Las pullas continúan en cada comida, donde cada plato que ordena Cruz recibe críticas mordaces de Leocadia. Por la noche, esta última convoca en secreto a criados y aliados, tejiendo intrigas en los pasillos oscuros. Los rumores crecen, los pasos furtivos se multiplican y la tensión impregna hasta los tapices.
En un momento de furia, Cruz lanza un desafío: “¿Crees que tienes poder aquí? Yo tengo más”. La respuesta de Leocadia es otra estocada verbal, recordándole que Manuel no la quiere ni ver. Esa herida late más fuerte que cualquier amenaza. Pero Cruz, aun herida, mantiene la frente en alto: “Siempre volveré. Y cuando lo haga, te destruiré”.

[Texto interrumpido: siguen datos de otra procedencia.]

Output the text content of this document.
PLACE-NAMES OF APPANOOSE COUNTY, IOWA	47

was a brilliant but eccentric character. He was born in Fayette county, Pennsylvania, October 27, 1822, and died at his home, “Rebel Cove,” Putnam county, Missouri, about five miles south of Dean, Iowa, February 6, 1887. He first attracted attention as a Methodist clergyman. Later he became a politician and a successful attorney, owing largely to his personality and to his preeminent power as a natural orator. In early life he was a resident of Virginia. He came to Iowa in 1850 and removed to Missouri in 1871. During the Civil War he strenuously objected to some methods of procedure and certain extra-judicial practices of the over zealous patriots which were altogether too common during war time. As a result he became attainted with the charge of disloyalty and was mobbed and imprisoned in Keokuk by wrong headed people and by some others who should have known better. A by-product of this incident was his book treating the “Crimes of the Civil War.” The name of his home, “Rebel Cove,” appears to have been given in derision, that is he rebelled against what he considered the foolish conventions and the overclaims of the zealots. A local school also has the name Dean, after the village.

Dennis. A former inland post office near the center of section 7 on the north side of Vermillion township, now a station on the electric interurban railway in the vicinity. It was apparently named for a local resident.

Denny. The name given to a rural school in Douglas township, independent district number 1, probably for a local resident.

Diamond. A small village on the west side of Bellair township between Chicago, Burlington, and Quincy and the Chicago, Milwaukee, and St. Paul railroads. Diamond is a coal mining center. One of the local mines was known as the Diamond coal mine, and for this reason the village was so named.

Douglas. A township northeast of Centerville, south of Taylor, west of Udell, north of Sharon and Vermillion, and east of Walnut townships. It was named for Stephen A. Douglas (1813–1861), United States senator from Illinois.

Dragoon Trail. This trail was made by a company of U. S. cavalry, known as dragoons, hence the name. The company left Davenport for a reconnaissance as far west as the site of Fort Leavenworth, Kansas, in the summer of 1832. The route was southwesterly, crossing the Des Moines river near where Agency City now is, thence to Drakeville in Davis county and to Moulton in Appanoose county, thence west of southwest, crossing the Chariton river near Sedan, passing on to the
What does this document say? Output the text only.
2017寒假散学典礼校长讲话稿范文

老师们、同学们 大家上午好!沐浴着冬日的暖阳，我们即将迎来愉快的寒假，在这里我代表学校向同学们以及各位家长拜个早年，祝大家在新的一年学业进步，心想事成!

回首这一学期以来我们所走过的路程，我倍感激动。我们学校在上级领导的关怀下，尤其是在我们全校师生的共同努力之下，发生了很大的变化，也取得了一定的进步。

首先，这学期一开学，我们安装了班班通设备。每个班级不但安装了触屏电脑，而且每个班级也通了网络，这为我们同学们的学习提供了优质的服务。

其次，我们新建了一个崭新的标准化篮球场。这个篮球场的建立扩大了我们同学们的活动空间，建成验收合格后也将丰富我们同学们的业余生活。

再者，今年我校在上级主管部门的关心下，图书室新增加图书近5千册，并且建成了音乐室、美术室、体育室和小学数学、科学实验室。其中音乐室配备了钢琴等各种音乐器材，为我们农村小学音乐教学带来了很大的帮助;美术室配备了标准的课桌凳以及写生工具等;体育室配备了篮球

Las paredes parecen escuchar, los sirvientes se miran con miedo anticipando la tormenta. La rivalidad se convierte en una guerra fría que avanza hacia un enfrentamiento inevitable. Mientras tanto, Cruz, a pesar del rechazo de Manuel, no renuncia a la esperanza de recuperarlo.
Pero el regreso de Cruz no es el único frente abierto: Lorenzo, tras las rejas, se convierte en una pieza clave en el tablero de venganza que Curro ha comenzado a mover. Los rumores de que Curro planea una represalia pública se esparcen rápidamente. Algunos lo ven como un acto de justicia, otros como una peligrosa declaración de guerra que puede poner en riesgo a todos. Y entre esos muros, cargados de secretos, la línea entre justicia y venganza se vuelve cada vez más difusa.
En La Promesa, nada es lo que parece, y cada movimiento es una jugada calculada. El cuadro, la caja, los susurros, las alianzas ocultas… todo apunta a que una explosión está por llegar. Y cuando ocurra, no habrá escondite seguro para nadie.